Report from Georgia Pundit 3/31/17
Tax breaks were a hot topic in the last hours of the General Assembly yesterday.
If Gov. Nathan Deal signs on to what the General Assembly has done, Georgia musical artists and music producers would for the first time receive income tax credits for musical and theatrical performances and musical recordings that take place in the Peach State.
In a nod to a growing number of lawmakers critical of special interest tax breaks, the legislature on Thursday reduced the proposed tax credits from 20 percent in earlier versions of the bill to 15 percent.

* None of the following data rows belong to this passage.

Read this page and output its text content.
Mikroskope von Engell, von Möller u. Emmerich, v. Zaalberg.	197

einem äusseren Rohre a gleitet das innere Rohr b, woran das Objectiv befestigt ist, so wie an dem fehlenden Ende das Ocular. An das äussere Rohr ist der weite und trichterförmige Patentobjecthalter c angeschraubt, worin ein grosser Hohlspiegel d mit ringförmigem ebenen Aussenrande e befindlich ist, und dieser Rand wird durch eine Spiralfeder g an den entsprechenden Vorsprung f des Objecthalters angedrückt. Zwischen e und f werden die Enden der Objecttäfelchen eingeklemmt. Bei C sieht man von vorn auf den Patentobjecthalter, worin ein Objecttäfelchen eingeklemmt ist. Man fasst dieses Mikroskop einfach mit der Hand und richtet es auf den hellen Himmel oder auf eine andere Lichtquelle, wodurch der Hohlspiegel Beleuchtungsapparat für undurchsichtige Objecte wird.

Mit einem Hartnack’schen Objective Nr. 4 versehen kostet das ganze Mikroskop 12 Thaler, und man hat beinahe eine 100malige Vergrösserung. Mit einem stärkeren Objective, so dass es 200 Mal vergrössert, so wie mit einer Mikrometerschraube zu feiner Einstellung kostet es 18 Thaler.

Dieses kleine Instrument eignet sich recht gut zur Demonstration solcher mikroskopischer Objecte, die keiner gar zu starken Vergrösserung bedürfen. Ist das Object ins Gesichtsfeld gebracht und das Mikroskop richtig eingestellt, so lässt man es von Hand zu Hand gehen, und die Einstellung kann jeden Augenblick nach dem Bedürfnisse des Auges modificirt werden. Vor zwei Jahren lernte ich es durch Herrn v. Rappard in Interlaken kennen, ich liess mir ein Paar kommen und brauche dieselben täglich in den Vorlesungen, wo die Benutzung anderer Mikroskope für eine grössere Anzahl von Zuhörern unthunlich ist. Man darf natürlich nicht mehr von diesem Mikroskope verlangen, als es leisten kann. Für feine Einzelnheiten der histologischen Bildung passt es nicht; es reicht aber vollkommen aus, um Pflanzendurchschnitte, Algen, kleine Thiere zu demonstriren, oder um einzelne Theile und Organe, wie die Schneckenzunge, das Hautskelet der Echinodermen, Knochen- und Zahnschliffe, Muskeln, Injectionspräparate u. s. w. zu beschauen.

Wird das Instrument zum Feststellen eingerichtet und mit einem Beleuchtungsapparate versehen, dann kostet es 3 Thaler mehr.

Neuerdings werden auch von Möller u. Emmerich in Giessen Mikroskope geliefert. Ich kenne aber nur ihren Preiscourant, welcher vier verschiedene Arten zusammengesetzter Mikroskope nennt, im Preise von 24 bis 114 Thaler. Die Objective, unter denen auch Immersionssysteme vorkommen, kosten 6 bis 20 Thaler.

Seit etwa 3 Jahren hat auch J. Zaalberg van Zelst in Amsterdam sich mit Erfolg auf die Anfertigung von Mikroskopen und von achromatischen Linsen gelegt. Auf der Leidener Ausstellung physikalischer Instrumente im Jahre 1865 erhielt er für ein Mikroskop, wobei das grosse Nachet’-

To qualify for the credit, a performer or producer would have to spend at least seven days in Georgia.
The film industry, which already has benefited greatly from the tax credits the General Assembly enacted in 2008, would for the first time receive tax credits for money spent in Georgia on post-production work.
The legislature also approved a bill expanding the rural hospital tax credit program lawmakers created last year by increasing the credit from 70 percent of the amount donors contribute toward rural hospitals to 90 percent.
The AJC reports that yacht repairs and vehicle leases also will get tax cuts.
The General Assembly approved legislation to lower taxes on Georgians who lease vehicles on the last night of the 2017 session, but only after stripping a controversial provision that would have raised taxes on many used-car buyers.
Owners of giant yachts willing to get their boats repaired in Savannah also got a tax break from legislators.
But lawmakers couldn't reach a deal on a bill to lower the state's top income tax rate.
Senators said the Georgia House sent them $588 million worth of tax-credit and tax-cut bills to consider this year. Some got through, some didn't.
Kathleen Foody and Ezra Kaplan of the Associated Press wrap-up the legislative session:
Georgia lawmakers approved legislation permitting concealed handguns on college campuses but failed to pass an update to state law on adoption before the gavel fell on the legislative session.
Attention now turns to Gov. Nathan Deal, a Republican in his final term. Georgia law gives Deal 40 days to decide whether to sign, veto or allow measures to become law without his name.
Changes to Georgia adoption law that proponents call long overdue stalled in the Senate despite a last-minute effort to force a vote.
Senators brought that measure up for a vote past 12:30 a.m. and after a testy debate, sent it to a committee for further debate. The move killed the bill for the year.
An expansion of Georgia's program allowing patients with certain conditions to possess oil derived from marijuana is headed to the governor's desk
After House and Senate leaders announced a compromise, the bill adds new diagnoses to the list of qualifying conditions for medical cannabis oil, including autism, AIDS, Tourette's syndrome, and Alzheimer's disease.
Party On - Atlanta City Council will consider lowering fines and eliminating jail time for possession of small amounts of marijuana.
Tybee Island will ban public consumption of alcohol for four days expected to coincide with some Spring Break festivities.